Depois de muito procurar, Lídia, minha irmã, que é quem ainda
morava com mamãe, me mandou um recado escrito: “Martinha querida. Encontrei
vinte e sete cadernos escondidos em uma mala velha lá no sótão. São os diários
da mamãe. O último estava no criado mudo dela. Diante das tratativas todas, referentes
à fundação que vão criar e aos procedimentos para a indenização que vão nos
dar, não tive, nem tenho, tempo para ler.
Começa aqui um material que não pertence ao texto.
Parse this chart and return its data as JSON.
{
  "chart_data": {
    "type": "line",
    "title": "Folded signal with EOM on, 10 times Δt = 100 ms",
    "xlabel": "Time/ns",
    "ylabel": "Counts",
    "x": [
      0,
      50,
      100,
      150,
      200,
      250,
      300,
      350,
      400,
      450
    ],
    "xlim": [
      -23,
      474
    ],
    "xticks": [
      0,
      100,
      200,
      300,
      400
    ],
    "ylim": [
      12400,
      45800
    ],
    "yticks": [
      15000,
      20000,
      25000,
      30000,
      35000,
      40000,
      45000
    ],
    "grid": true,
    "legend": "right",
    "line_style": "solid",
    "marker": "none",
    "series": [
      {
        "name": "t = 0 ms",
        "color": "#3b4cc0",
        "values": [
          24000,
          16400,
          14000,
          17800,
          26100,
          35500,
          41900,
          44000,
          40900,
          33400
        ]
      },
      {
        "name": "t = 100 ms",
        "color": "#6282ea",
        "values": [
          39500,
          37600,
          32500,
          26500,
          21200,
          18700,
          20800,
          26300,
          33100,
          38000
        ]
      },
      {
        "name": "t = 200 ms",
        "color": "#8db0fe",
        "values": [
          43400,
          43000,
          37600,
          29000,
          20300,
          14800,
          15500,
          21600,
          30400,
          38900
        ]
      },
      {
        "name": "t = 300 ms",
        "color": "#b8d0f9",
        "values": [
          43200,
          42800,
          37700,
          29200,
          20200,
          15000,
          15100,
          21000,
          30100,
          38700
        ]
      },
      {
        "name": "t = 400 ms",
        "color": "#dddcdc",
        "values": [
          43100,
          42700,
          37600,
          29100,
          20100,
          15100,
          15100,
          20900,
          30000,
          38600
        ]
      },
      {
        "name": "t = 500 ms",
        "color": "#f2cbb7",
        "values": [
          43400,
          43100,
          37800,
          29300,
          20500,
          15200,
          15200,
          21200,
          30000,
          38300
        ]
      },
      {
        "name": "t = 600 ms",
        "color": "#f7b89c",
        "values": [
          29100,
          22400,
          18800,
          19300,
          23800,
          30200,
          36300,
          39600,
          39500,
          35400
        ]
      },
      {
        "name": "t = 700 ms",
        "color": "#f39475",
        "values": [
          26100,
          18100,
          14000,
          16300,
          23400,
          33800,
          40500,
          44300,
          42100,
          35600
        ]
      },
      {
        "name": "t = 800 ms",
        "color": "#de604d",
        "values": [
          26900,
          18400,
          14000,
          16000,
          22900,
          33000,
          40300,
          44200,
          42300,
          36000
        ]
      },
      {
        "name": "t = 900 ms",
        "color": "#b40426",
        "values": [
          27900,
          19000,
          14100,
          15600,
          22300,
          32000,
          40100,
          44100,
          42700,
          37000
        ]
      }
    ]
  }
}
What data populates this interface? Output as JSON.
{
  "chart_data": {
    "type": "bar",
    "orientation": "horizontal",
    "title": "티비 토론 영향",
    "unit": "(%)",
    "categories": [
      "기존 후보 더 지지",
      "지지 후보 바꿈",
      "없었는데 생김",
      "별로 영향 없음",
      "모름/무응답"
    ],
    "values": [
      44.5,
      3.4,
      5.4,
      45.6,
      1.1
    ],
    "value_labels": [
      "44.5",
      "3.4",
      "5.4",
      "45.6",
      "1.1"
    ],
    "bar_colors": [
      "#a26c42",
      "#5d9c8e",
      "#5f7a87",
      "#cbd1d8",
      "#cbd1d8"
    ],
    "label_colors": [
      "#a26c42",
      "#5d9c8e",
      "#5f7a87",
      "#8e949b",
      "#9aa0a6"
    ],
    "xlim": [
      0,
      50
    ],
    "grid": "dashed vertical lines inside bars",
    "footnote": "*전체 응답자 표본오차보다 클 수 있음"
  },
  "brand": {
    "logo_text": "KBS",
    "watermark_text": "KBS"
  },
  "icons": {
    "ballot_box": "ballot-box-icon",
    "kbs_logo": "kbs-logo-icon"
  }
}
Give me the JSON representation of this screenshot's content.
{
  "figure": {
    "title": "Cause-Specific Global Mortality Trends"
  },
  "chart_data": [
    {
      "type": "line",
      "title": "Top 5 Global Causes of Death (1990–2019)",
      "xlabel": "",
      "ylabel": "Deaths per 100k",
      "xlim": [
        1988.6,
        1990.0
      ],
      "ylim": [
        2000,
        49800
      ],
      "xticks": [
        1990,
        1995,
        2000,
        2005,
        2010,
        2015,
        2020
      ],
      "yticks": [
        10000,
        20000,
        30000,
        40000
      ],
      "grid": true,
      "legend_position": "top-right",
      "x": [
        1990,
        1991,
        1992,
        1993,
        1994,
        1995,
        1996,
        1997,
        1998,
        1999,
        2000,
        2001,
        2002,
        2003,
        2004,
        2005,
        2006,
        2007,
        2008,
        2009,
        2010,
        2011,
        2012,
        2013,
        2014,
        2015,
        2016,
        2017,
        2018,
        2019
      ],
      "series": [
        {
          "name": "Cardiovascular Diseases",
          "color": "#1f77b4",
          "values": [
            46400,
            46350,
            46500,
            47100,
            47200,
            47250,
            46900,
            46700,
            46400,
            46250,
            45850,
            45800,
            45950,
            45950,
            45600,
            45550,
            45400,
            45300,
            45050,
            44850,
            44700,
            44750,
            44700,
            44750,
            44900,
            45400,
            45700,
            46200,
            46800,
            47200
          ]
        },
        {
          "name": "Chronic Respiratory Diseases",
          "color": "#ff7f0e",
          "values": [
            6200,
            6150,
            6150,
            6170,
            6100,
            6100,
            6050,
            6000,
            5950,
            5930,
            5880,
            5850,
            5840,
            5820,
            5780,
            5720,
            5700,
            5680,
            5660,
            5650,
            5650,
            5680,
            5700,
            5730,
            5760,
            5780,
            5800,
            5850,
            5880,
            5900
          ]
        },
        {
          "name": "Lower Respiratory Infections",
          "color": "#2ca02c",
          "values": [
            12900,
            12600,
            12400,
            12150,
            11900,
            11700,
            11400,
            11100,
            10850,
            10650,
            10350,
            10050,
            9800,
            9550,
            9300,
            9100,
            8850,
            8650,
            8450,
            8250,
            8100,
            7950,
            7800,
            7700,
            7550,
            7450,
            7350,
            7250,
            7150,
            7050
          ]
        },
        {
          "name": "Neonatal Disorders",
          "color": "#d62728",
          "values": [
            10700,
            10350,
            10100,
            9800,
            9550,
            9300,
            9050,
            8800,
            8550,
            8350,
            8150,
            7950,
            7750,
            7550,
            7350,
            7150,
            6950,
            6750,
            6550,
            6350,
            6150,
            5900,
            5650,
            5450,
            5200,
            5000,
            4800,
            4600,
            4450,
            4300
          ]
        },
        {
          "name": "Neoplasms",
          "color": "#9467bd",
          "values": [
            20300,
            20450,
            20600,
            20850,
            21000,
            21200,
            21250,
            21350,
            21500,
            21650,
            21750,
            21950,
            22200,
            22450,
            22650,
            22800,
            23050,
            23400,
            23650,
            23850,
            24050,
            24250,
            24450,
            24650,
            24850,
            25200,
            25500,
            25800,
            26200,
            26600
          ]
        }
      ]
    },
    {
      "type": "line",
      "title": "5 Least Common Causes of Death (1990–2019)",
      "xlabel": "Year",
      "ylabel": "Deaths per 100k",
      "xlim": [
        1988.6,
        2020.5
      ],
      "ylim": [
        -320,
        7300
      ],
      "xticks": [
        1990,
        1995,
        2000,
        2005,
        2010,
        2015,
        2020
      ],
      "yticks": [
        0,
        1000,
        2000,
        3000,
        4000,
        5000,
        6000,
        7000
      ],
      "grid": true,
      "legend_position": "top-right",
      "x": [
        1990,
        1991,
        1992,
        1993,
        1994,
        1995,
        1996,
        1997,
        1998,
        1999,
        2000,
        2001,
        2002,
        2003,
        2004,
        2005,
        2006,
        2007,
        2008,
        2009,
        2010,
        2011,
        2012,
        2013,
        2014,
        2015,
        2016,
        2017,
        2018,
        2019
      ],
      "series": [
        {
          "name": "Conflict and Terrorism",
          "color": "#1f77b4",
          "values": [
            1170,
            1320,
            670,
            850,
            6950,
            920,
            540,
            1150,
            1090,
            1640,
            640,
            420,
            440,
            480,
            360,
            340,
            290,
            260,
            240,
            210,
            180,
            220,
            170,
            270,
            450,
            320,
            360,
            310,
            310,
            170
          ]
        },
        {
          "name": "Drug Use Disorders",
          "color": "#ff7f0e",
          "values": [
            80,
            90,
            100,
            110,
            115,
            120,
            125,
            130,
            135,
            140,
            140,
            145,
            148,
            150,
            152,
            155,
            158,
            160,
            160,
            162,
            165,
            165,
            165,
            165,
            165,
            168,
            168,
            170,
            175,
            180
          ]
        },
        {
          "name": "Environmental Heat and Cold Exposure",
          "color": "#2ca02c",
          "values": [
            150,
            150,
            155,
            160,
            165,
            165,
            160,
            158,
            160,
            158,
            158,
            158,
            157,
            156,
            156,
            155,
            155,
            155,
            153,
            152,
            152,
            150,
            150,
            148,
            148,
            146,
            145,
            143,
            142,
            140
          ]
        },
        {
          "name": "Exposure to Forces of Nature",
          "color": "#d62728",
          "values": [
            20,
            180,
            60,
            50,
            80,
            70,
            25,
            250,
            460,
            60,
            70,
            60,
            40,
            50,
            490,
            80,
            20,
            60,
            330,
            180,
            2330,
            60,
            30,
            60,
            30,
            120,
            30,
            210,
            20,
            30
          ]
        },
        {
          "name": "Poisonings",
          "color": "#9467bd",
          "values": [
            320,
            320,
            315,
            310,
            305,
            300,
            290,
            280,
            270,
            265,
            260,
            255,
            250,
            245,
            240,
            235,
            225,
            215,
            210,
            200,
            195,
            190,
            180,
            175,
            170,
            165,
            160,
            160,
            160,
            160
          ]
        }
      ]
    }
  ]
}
Sei que você também não, por causa
dos seus filhos e de seu trabalho. Nem precisa, a gente conhecia bem a mamãe.
Assim, mandei tudo para a comissão da Câmara, que designou um grupo para a
constituição do museu. Vão ler e catalogar tudo, antes da homenagem, que será
daqui dez dias, no dia primeiro de março. Beijos. 20 de fevereiro de 1988.”
Vinte e nove de fevereiro, segunda-feira, dez e quinze da
manhã. Estou atarefadíssima com os preparativos. Lídia me passou um monte de
encargos. A festa será linda, o governador estará presente, alguns deputados
também, além de quase todos os vereadores da cidade. O bispo virá. O telefone começa a tocar sem parar. Grito
para meus filhos atenderem. Marquinhos vem da sala com uma expressão diferente.
--- Mamãe, é lá de uma tal comissão da Câmara. Vá atender,
a pessoa disse que tem... uma bomba?!